É tempo da esquerda amadurecer esse debate e começar a levantar a bandeira da legalização das drogas junto à bandeiras históricas do movimento como a educação pública de qualidade, a saúde pública, a democratização da cultura e da comunicação. Defendemos a legalização das drogas, o cultivo caseiro, que ajuda a combater o tráfico, o uso medicinal e a Marcha, junto a todos os coletivos e ativistas antiproibicionistas do Brasil por entender que essa luta é parte importante da construção da nova sociedade que reivindicamos: justa, igualitária e livre das opressões. Redução de danos Nosso sistema de saúde não funciona como deveria e o governo federal junto com as secretarias municipais de saúde continuam, através de campanhas publicitárias bilionárias, tentando convencer o povo brasileiro que todos tem acesso à saúde. Isso não é verdade, quem trabalha no SUS ou é atendido por ele sabe que o sucateamento e a insatisfação é geral. Temos uma lei super avançada, mas ela só existe no papel assinado, porém nunca colocado em prática de maneira satisfatória. A redução de danos é um exemplo de política pública que deve ser mais investida como solução para muitos problemas sociais, principalmente a questão das drogas.
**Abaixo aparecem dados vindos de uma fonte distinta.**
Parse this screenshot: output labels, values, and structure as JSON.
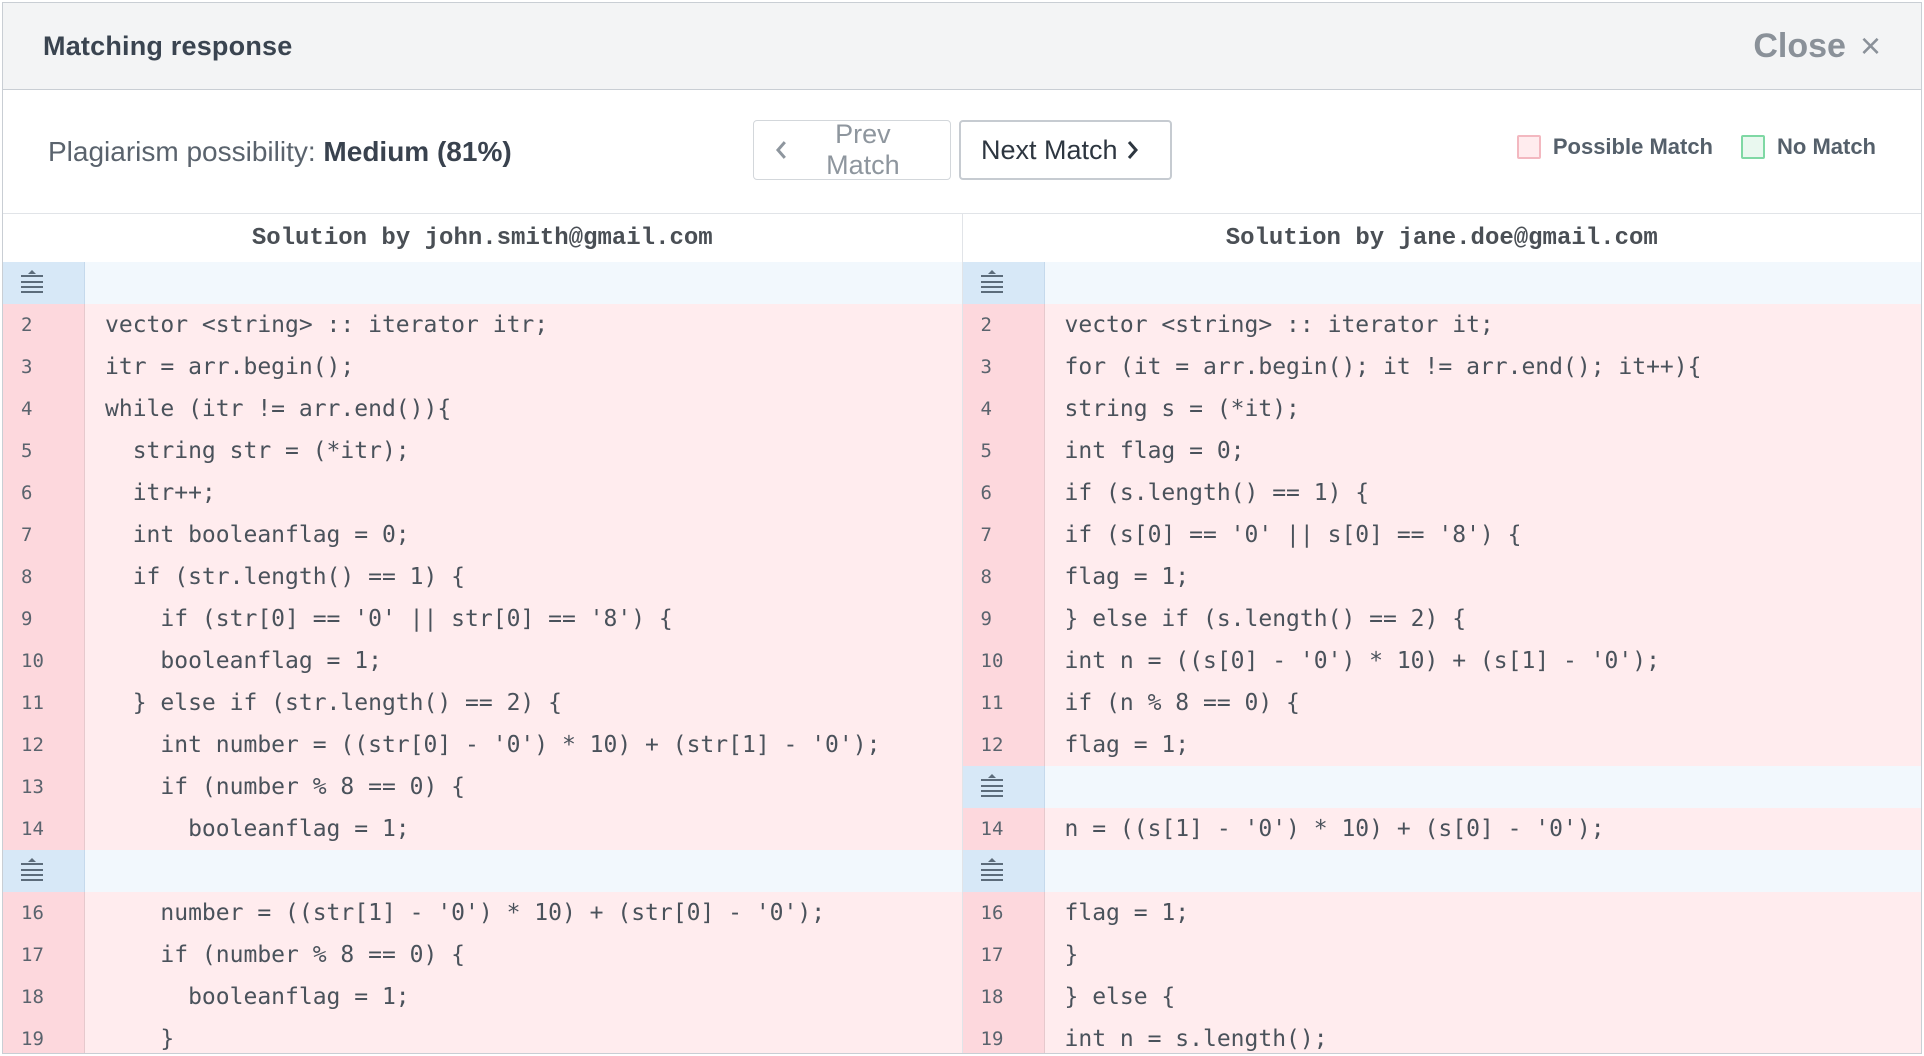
{
  "header": {
    "title": "Matching response",
    "close_label": "Close",
    "close_icon": "×"
  },
  "toolbar": {
    "plag_label": "Plagiarism possibility:",
    "plag_value": "Medium (81%)",
    "prev_label": "Prev Match",
    "next_label": "Next Match",
    "legend": [
      {
        "label": "Possible Match",
        "color": "#f3b8c0",
        "fill": "#ffecee"
      },
      {
        "label": "No Match",
        "color": "#7fd8a4",
        "fill": "#e9f8ef"
      }
    ]
  },
  "colors": {
    "match_bg": "#ffecee",
    "match_gutter": "#fdd8dd",
    "fold_bg": "#f2f8fd",
    "fold_gutter": "#d7e8f7"
  },
  "left": {
    "title": "Solution by john.smith@gmail.com",
    "rows": [
      {
        "type": "fold"
      },
      {
        "type": "match",
        "num": "2",
        "code": "vector <string> :: iterator itr;"
      },
      {
        "type": "match",
        "num": "3",
        "code": "itr = arr.begin();"
      },
      {
        "type": "match",
        "num": "4",
        "code": "while (itr != arr.end()){"
      },
      {
        "type": "match",
        "num": "5",
        "code": "  string str = (*itr);"
      },
      {
        "type": "match",
        "num": "6",
        "code": "  itr++;"
      },
      {
        "type": "match",
        "num": "7",
        "code": "  int booleanflag = 0;"
      },
      {
        "type": "match",
        "num": "8",
        "code": "  if (str.length() == 1) {"
      },
      {
        "type": "match",
        "num": "9",
        "code": "    if (str[0] == '0' || str[0] == '8') {"
      },
      {
        "type": "match",
        "num": "10",
        "code": "    booleanflag = 1;"
      },
      {
        "type": "match",
        "num": "11",
        "code": "  } else if (str.length() == 2) {"
      },
      {
        "type": "match",
        "num": "12",
        "code": "    int number = ((str[0] - '0') * 10) + (str[1] - '0');"
      },
      {
        "type": "match",
        "num": "13",
        "code": "    if (number % 8 == 0) {"
      },
      {
        "type": "match",
        "num": "14",
        "code": "      booleanflag = 1;"
      },
      {
        "type": "fold"
      },
      {
        "type": "match",
        "num": "16",
        "code": "    number = ((str[1] - '0') * 10) + (str[0] - '0');"
      },
      {
        "type": "match",
        "num": "17",
        "code": "    if (number % 8 == 0) {"
      },
      {
        "type": "match",
        "num": "18",
        "code": "      booleanflag = 1;"
      },
      {
        "type": "match",
        "num": "19",
        "code": "    }"
      }
    ]
  },
  "right": {
    "title": "Solution by jane.doe@gmail.com",
    "rows": [
      {
        "type": "fold"
      },
      {
        "type": "match",
        "num": "2",
        "code": "vector <string> :: iterator it;"
      },
      {
        "type": "match",
        "num": "3",
        "code": "for (it = arr.begin(); it != arr.end(); it++){"
      },
      {
        "type": "match",
        "num": "4",
        "code": "string s = (*it);"
      },
      {
        "type": "match",
        "num": "5",
        "code": "int flag = 0;"
      },
      {
        "type": "match",
        "num": "6",
        "code": "if (s.length() == 1) {"
      },
      {
        "type": "match",
        "num": "7",
        "code": "if (s[0] == '0' || s[0] == '8') {"
      },
      {
        "type": "match",
        "num": "8",
        "code": "flag = 1;"
      },
      {
        "type": "match",
        "num": "9",
        "code": "} else if (s.length() == 2) {"
      },
      {
        "type": "match",
        "num": "10",
        "code": "int n = ((s[0] - '0') * 10) + (s[1] - '0');"
      },
      {
        "type": "match",
        "num": "11",
        "code": "if (n % 8 == 0) {"
      },
      {
        "type": "match",
        "num": "12",
        "code": "flag = 1;"
      },
      {
        "type": "fold"
      },
      {
        "type": "match",
        "num": "14",
        "code": "n = ((s[1] - '0') * 10) + (s[0] - '0');"
      },
      {
        "type": "fold"
      },
      {
        "type": "match",
        "num": "16",
        "code": "flag = 1;"
      },
      {
        "type": "match",
        "num": "17",
        "code": "}"
      },
      {
        "type": "match",
        "num": "18",
        "code": "} else {"
      },
      {
        "type": "match",
        "num": "19",
        "code": "int n = s.length();"
      }
    ]
  }
}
Hoje o crack é realmente um grave problema social principalmente para as camadas sociais mais baixas, na verdade a saúde pública ainda não sabe como lidar com essa droga que realmente devasta e é muito prejudicial à saúde individual e coletiva da população. A redução de danos tem sido uma das alternativas, e a única que tem tido resultados expressivos, ela consegue atingir um número muito maior de pessoas e penetrar em locais em que o estado possivelmente teria dificuldade de cobrir com suas instituições tradicionais de saúde. Ela é mais ampla porque também está presente nas ruas, ou melhor, nos locais onde existe
consumo de drogas, essa política está bem próxima dos usuários permitindo tratar visando não apenas a abstinência total e absoluta. Diferentemente de outros tipos de ação, a redução de danos não tem como objetivo a abstinência, algumas pessoas, por mais que sejam internadas e criminalizadas por todas as instituições possíveis, não vão parar de usar psicoativos . Essa é uma constatação dura, mas real, feita a partir da prática e da realidade que vemos nos centros de saúde que trabalham com álcool e outras drogas. Hoje a política pública de saúde mental, sustentada com pouquíssimo investimento do Estado são os CAPS- AD (Centro de atenção psicossocial- Álcool e drogas). Pelo momento crítico que vivemos,
principalmente em relação ao crack, esse deveria ser o momento em que o estado mais deveria financiar os CAPS e o que vemos na realidade é o sucateamento quase que total desses centros. Reduzir danos significa na prática salvar vidas e deixar de lado preconceitos e paradigmas morais que não contribuem para uma saúde publica e de qualidade. A maconha tem sido importante nessa direção, e está sendo usada para diminuir os efeitos do crack e com ótimos resultados. Se conseguimos evitar, ao mesclar a maconha no crack, um suicídio ou uma parada respiratória penso ser mais interessante para o usuário do que apenas deixá-lo morrer sem nenhuma assistência. Pena que nossa sociedade está enraizada em preconceitos e ainda não pensa dessa maneira. Se o THC fosse melhor
aproveitado, poderia ser um princípio ativo revolucionário para a medicina e para a saúde em geral. Nos EUA vários estados usam THC para tratamento médico e é inegável que ele é terapêutico em vários casos. A maconha que a população brasileira fuma ou consome de diferentes formas é de péssima qualidade e misturada a produtos químicos que fazem muito mal à saúde dos usuários. Esse é mais um motivo para que o estado legalize rapidamente a maconha, tirarando do mercado ilegal essa erva que está sendo vendida sem nenhum controle em todo o Brasil. É muito mais interessante para o estado que ele saiba quem são os usuários e qual é o tipo de substância é consumida pela população, do que simplesmente mantê-la na ilegalidade e sem nenhum critério para avaliação, tanto de seus danos quanto de seus comprovados benefícios para a saúde. Cultivo Caseiro (Grow Room)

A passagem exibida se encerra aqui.